Amalia and El Brujo Glaciers

Highlights
Amalia Glacier, Natales, Magallanes y la Antártica Chilena Region, Chile
It’s hard for a glacier to stand out in a world of ice fields that enjoy almost celebrity status. But the three-kilometer-wide (two-mile-wide) Amalia Glacier on the Peel Fjord manages to, for its sheer beauty and its thick ice floes plunging into the sea. It also happens to be at the convenient point where the vast national parks of Bernardo O’Higgins, Torres del Paine and Argentina’s UNESCO-designated Los Glaciares converge.

So many grand fjords crisscross Chile’s southern Pacific coast that guiding a ship through the region is like trying to decide which highway off-ramp to take to your next destination. When weather allows, the two-kilometer-wide (one-mile-plus-wide) El Brujo Glacier at the back of Asia Fjord is a glorious wall of ice waiting to be discovered, with chunks the size of cars tumbling down hundreds of feet into the icy waters below.

Brüggen Glacier, Chile


The towering 60-kilometer-long (37-mile-long) Pío XI Glacier, also called Brüggen, is the granddaddy of all Patagonian glacial ice fields.
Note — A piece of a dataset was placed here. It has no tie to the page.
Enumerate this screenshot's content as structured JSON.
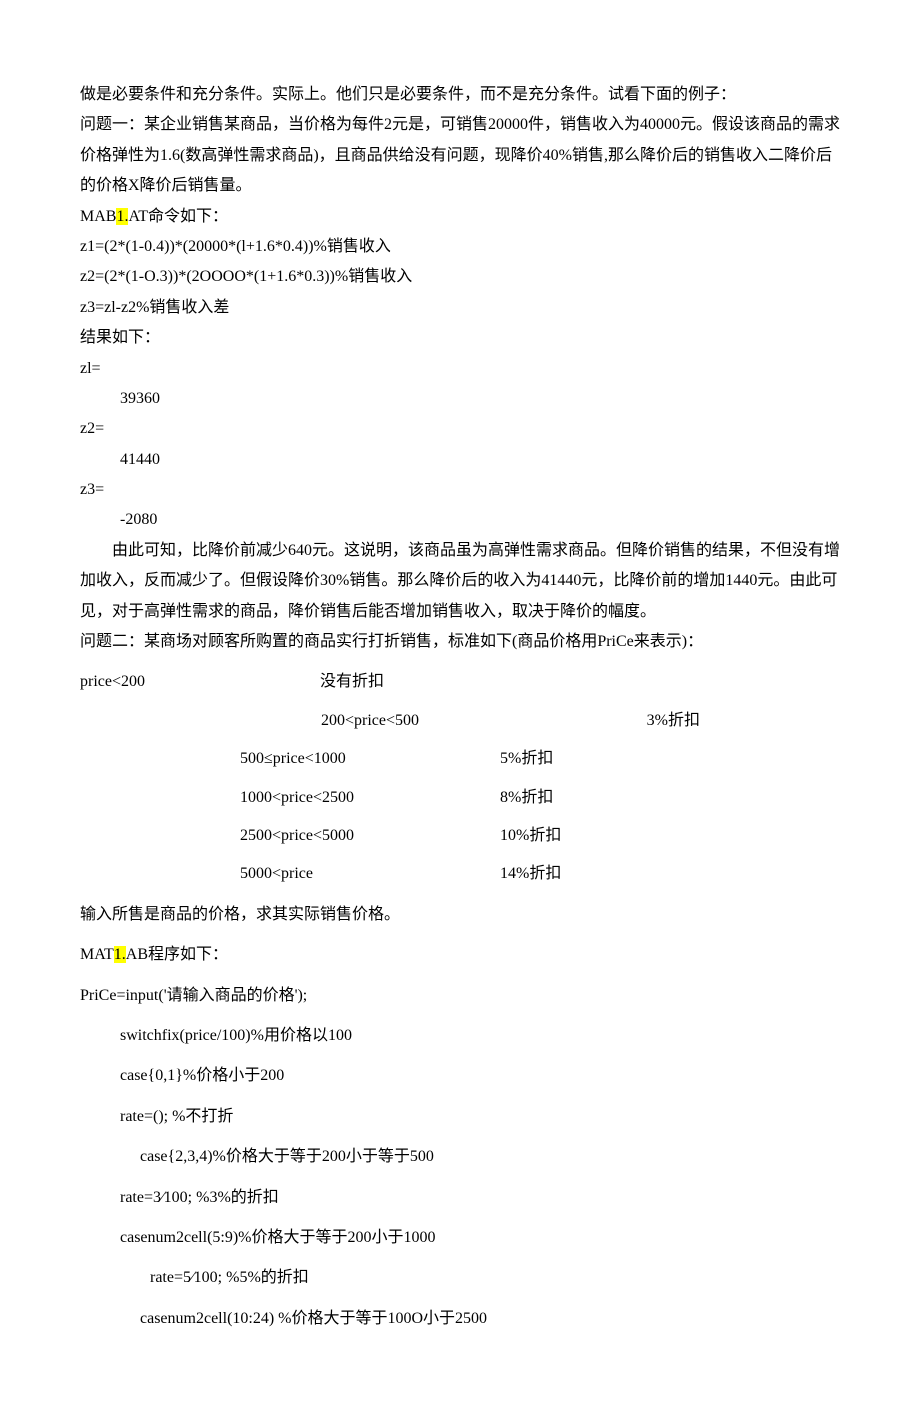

Located in Bernardo O’Higgins National Park, the glacier takes a 90-degree turn on its way down to the sea and is almost twice as large as Singapore. Glaciologists are not entirely clear on why Pío XI is the rare glacier—along with Argentina’s nearby Perito Moreno at the base of the Torres del Paine cordillera—that is growing rather than receding.